Pria itu menggeleng samar seraya menghela nafas.
Sangat tidak baik jika dia membandingkan dirinya dengan sang kakak. Randy sebenarnya sangat beruntung mendapatkan Sania yang selalu mengerti dan mau mengalah. Sayangnya kakaknya terlalu jumawa dan serakah, menikahi dua orang wanita, padahal Sania dan Mutia itu saudara sepupu.
Raka meletakkan beberapa gelas dan sendok ke meja makan, lalu mengangkat wadah besar berisi nasi goreng, meskipun Sania sudah melarangnya.
"Sudah cukup, Raka. Kamu nggak perlu melakukan apapun lagi. Sekarang duduklah. Aku akan mengambilkan nasi goreng untukmu," perintah wanita itu seperti seorang ibu kepada anaknya.
Pria itu tersenyum lalu menarik kursi dan duduk. Sania mengambilkan nasi goreng kemudian memberinya topping berupa irisan telur dadar suwir ayam dan bawang goreng serta kerupuk.
"Terima kasih," ucap Raka sumringah.
Wanita itu tersenyum kemudian mengangguk, lalu berturut-turut orang-orang di rumah ini berdatangan, menghampiri meja makan. Asih, Nuri, Randy dan Mutia. Beruntung kali ini Mutia tidak tantrum. Dia nampak melahap nasi goreng buatan Sania, bahkan sampai minta tambah. Mungkin dia kelelahan sehabis begadang melayani nafsu besar suaminya.
Sania undur diri setelah memastikan semuanya makan dengan lahap. Dia melangkah menuju dapur dan mencuci semua peralatan masaknya.
"Aku sudah selesai." Suara Raka kembali terdengar dari arah meja makan.

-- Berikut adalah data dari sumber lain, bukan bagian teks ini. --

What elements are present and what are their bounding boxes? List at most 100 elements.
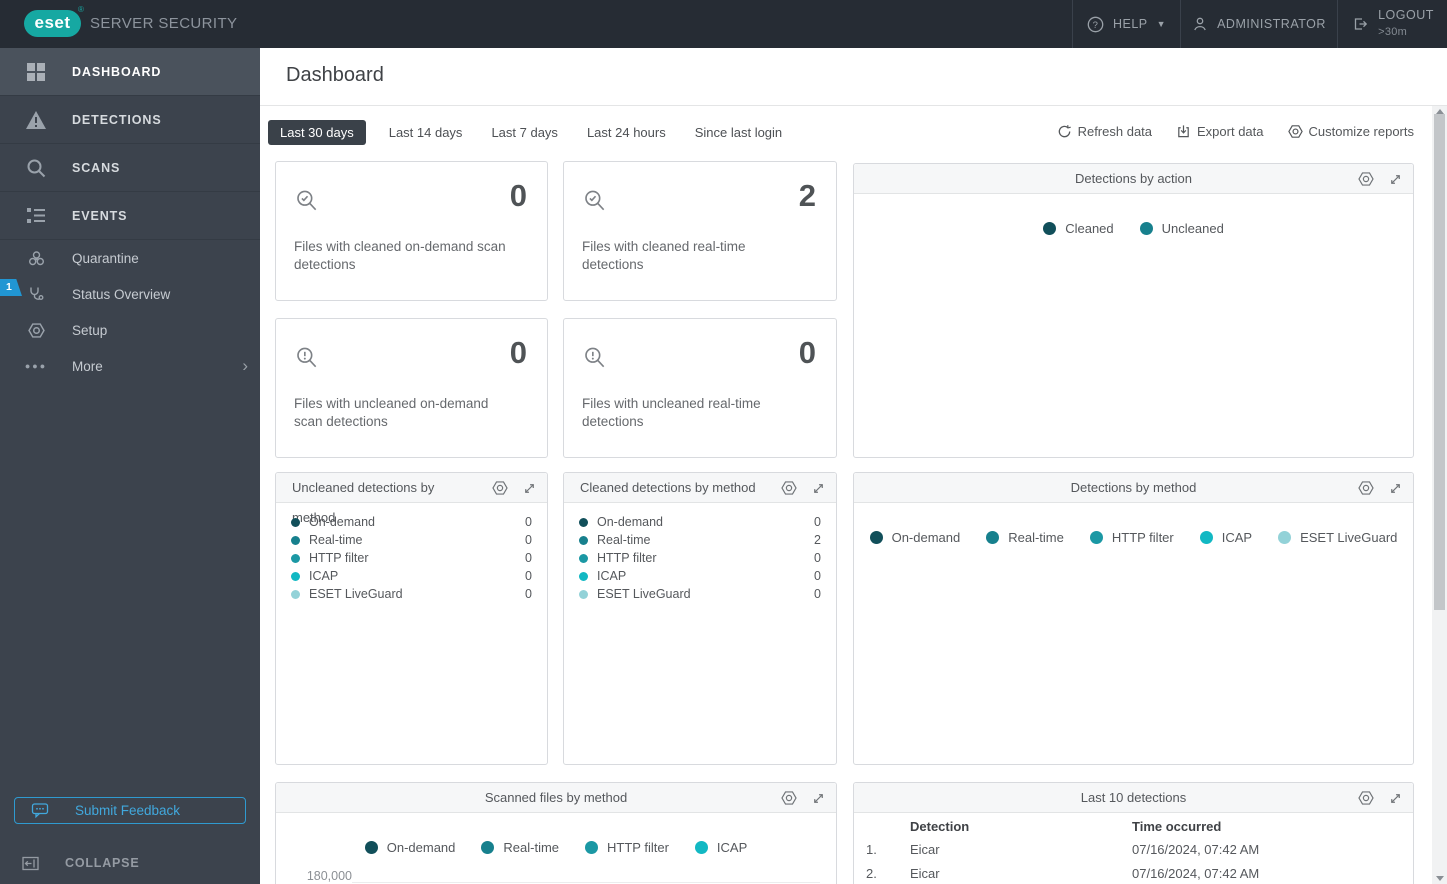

Bibir Sania tersenyum mengenang perhatian yang ditunjukkan oleh Raka barusan. Baru kali ini ada orang yang membantunya menyiapkan sarapan. Biasanya dia hanya sendiri melakukan itu.
"Aku berangkat kerja dulu ya, Sania. Kalau ada apa-apa, kamu bisa telepon aku." Suara bariton itu kembali terdengar. Kali ini suaranya terdengar jelas. Entah sejak kapan pria itu memasuki dapur. Sania menoleh sekilas, lalu membasuh tangannya hingga bersih.
"Iya, hati-hati di jalan." Wanita itu tersenyum.
Raka pun mengangguk. Dan tanpa menoleh dia pun segera berlalu dari tempat itu. Sementara satu persatu orang-orang sudah selesai sarapan. Sania membereskan meja makan dan mengangkut sisa makanan untuk ditaruh di lemari penyimpanan.
***
Hari-hari berlalu tanpa terasa. Sania sudah mulai berdamai dengan jalan hidupnya, meski sepi di malam-malamnya tak bisa ia pungkiri. Bagaimanapun dia wanita normal dan merindukan belaian seorang lelaki.
Apapun yang terjadi, ini adalah pilihannya. Dia harus bisa bertahan. Dia harus kuat.
Jika dia lebih memilih berpisah daripada dimadu, ibunya pasti akan terpukul. Wanita setengah tua itu memang mengetahui jika Randy menikah lagi, tetapi Sania selalu bilang jika tujuan pernikahan itu adalah untuk mendapatkan keturunan. Lagi pula, sosok Randy di mata ibunya memang terkenal sangat baik.
Sangat tidak mudah untuk mengubah cara pandang ibunya tentang Randy
"Mas sejak kapan berada di sini?" Sania baru saja selesai mandi dan kaget saat mendapati sang suami sudah berada di kamarnya.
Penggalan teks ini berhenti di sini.